Daria Vazhenina, Atsunori Kanemura

Published: 2020, Last Modified: 07 Mar 2025JSAI 2020EveryoneRevisionsBibTeXCC BY-SA 4.0

Abstract: Convolutional recurrent neural networks (ConvRNNs) are widely used for spatiotemporal modeling tasks including video frame prediction. A major drawback of existing ConvRNNs is the amount of computing and memory resources, which can hinder practical applications on embedded devices. Thus, to reduce them, we propose 1) a new gated architecture of the recurrent unit with temporal memory and 2) the replacement of computationally demanding convolution with a more light-weight Hadamard product. Adopting such constraints can degrade the performance, but we show that the proposed model produces better results with reduced computation and memory.

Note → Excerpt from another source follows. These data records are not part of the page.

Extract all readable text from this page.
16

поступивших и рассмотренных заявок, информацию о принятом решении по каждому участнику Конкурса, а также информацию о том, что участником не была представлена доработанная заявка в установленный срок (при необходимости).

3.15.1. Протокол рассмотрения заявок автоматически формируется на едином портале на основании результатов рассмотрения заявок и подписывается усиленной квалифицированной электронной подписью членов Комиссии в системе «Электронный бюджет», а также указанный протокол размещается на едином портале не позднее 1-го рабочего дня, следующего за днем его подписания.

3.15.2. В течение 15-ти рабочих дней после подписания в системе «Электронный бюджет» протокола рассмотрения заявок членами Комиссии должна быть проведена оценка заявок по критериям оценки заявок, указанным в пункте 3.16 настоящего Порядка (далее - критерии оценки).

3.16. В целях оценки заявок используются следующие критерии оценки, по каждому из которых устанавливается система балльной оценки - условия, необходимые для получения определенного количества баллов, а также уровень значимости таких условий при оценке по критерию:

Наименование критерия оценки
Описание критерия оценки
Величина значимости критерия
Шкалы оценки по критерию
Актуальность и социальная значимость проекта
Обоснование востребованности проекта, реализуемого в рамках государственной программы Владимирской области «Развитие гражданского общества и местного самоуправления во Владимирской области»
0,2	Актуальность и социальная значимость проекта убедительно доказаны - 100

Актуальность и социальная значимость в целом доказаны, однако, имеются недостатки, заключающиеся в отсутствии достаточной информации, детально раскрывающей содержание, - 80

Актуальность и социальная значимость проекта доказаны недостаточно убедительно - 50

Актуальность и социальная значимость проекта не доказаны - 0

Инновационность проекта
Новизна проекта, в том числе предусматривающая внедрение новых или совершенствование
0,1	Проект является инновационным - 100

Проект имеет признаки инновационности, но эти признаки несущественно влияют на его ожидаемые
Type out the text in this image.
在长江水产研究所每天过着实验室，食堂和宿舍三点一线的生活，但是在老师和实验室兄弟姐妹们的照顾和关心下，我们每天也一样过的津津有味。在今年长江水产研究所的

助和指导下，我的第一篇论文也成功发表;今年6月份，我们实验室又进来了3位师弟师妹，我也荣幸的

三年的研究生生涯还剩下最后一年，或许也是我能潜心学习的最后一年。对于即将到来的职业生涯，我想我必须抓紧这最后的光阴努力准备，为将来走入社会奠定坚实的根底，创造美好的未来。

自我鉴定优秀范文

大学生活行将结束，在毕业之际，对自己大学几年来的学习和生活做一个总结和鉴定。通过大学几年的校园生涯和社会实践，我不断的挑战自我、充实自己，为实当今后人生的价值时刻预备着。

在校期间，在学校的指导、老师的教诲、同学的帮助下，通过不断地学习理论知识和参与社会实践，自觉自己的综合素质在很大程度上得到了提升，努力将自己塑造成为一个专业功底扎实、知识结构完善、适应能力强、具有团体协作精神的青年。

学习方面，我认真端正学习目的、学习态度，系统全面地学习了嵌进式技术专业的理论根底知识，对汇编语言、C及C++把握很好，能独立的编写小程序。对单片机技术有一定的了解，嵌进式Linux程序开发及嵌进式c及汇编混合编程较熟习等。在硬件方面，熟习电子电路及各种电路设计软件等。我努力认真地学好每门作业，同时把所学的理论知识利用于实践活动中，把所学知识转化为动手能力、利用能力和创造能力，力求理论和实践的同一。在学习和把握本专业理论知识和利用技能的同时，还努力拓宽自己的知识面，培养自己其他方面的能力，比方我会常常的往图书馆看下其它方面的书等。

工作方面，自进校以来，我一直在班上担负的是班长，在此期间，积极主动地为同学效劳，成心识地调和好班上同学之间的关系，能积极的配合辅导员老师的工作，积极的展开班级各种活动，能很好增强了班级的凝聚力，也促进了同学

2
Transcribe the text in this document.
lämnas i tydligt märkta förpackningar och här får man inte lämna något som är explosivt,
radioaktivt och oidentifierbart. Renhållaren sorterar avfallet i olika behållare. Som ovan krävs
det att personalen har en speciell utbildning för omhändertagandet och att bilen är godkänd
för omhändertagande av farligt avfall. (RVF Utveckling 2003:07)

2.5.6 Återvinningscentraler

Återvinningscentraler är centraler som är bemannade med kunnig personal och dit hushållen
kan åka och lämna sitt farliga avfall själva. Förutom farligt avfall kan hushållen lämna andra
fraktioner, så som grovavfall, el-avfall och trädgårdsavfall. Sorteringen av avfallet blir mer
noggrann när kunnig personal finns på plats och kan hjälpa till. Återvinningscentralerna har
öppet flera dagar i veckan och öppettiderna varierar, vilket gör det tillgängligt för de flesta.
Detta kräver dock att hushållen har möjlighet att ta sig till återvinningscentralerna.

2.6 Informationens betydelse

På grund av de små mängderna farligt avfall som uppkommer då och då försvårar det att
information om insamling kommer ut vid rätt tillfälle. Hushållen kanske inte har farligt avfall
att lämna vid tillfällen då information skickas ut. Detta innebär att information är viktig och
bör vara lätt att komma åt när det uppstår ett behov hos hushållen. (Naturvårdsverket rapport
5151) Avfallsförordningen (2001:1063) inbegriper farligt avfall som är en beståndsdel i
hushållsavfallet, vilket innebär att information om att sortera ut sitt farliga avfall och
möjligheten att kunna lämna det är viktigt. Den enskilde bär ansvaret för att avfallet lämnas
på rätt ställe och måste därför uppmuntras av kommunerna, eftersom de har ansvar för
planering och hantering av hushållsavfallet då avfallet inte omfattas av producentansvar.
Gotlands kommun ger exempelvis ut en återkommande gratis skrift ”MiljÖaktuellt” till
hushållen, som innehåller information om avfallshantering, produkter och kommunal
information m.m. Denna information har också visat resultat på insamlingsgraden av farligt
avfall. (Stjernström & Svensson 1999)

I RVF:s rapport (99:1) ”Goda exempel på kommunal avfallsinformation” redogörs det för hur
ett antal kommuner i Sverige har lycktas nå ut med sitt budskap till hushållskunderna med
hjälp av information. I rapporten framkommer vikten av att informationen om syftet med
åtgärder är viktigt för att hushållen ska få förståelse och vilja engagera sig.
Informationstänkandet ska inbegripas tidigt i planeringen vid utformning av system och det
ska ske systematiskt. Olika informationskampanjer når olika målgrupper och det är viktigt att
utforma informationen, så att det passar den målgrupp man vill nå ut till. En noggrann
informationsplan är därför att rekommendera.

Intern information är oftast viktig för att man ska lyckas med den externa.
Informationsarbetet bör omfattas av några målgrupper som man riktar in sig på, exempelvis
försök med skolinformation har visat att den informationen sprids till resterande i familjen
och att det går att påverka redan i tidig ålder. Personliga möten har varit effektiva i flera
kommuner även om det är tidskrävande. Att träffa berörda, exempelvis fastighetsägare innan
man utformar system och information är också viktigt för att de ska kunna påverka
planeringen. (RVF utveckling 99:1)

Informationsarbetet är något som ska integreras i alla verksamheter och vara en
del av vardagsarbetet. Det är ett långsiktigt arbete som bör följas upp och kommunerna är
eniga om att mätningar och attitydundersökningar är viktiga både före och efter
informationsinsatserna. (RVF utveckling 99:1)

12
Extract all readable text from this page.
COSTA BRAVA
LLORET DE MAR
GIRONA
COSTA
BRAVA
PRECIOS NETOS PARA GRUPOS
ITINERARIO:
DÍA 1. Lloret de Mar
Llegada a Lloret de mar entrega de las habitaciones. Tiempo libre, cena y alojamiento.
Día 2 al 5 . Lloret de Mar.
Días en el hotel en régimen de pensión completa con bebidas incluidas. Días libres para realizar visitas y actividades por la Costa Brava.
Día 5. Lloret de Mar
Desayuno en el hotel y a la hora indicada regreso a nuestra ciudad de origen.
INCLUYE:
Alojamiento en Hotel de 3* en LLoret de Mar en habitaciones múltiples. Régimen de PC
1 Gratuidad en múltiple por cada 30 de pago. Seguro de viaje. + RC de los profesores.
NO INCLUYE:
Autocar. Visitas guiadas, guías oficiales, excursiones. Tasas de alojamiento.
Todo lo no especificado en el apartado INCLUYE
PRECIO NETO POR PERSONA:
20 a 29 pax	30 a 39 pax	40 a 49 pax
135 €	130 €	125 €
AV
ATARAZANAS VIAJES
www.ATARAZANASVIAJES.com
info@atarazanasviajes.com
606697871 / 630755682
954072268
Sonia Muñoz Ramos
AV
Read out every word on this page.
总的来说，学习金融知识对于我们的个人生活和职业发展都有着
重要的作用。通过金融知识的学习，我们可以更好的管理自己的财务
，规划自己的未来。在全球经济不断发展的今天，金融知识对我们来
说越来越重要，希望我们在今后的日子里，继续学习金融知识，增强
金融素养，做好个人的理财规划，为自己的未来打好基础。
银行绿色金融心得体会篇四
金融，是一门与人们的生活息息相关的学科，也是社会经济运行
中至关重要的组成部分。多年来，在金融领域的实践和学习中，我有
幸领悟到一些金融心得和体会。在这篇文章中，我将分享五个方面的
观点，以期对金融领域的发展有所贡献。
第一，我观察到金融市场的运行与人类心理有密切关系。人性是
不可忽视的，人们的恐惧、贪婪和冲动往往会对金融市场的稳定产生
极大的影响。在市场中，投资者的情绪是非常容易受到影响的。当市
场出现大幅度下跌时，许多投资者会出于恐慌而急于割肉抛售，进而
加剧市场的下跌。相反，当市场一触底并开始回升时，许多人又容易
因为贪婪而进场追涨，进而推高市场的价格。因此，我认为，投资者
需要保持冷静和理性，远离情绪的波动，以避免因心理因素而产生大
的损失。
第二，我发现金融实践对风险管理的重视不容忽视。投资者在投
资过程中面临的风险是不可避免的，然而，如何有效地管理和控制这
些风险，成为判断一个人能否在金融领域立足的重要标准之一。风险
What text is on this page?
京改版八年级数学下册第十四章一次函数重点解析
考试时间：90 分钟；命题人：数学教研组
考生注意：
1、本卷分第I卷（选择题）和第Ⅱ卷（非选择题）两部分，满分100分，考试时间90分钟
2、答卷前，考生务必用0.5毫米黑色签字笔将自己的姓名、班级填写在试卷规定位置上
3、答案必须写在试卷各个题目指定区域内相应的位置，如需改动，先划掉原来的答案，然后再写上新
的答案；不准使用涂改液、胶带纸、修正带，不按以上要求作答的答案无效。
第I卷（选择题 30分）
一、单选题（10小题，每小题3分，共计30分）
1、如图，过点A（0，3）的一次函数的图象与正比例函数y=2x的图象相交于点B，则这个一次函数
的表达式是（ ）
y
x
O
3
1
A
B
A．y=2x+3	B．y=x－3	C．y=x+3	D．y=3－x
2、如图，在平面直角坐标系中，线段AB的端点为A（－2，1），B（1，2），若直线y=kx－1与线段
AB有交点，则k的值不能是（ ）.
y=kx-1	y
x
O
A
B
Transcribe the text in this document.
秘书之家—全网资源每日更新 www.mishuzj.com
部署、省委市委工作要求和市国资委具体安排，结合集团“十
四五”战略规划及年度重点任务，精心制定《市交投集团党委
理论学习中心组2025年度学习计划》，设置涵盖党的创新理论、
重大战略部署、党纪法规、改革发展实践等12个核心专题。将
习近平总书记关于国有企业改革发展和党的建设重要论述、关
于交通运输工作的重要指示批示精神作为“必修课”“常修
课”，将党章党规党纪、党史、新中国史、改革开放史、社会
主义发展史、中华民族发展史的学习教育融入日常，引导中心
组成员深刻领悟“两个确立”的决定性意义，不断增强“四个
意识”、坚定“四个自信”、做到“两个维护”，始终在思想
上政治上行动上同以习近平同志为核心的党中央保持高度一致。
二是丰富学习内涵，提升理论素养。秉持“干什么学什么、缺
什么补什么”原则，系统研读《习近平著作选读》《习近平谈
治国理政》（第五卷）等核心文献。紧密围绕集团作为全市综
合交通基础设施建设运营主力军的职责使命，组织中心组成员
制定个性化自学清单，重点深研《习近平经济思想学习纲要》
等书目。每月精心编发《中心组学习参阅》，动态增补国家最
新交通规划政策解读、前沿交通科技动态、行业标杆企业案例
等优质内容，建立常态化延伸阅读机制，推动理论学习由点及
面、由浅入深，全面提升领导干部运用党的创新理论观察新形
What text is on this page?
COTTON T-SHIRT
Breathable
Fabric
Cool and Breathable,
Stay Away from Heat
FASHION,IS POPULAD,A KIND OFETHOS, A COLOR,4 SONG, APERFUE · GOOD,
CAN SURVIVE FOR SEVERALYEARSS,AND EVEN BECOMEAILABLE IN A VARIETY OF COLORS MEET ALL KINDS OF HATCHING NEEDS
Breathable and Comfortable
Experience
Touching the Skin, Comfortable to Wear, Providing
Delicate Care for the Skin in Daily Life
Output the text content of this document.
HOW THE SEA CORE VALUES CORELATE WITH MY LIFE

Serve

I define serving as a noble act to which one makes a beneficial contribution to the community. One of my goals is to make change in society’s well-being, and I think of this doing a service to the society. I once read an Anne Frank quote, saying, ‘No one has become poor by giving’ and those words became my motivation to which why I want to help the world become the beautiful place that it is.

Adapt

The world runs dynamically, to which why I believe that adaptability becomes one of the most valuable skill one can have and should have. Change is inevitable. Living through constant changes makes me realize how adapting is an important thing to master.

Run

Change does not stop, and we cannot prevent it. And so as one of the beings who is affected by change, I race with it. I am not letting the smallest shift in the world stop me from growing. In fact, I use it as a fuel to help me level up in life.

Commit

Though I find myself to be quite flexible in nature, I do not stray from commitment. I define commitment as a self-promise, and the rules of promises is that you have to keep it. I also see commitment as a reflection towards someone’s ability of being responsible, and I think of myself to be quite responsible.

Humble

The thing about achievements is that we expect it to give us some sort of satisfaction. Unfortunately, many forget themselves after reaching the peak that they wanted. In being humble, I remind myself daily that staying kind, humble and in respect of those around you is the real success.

Quantitative evaluation with the Moving MNIST dataset shows that the overall performance of video frame prediction is improved by 13% in terms of MSE and by 3% in terms of SSIM without increasing the number of parameters and their multiplications, compared with the conventional ConvLSTM baseline. Further, applying the Hadamard product replacement outperforms the baseline MSE by 5%, while reducing the number of parameters by 14% and the number of multiplications by 25%.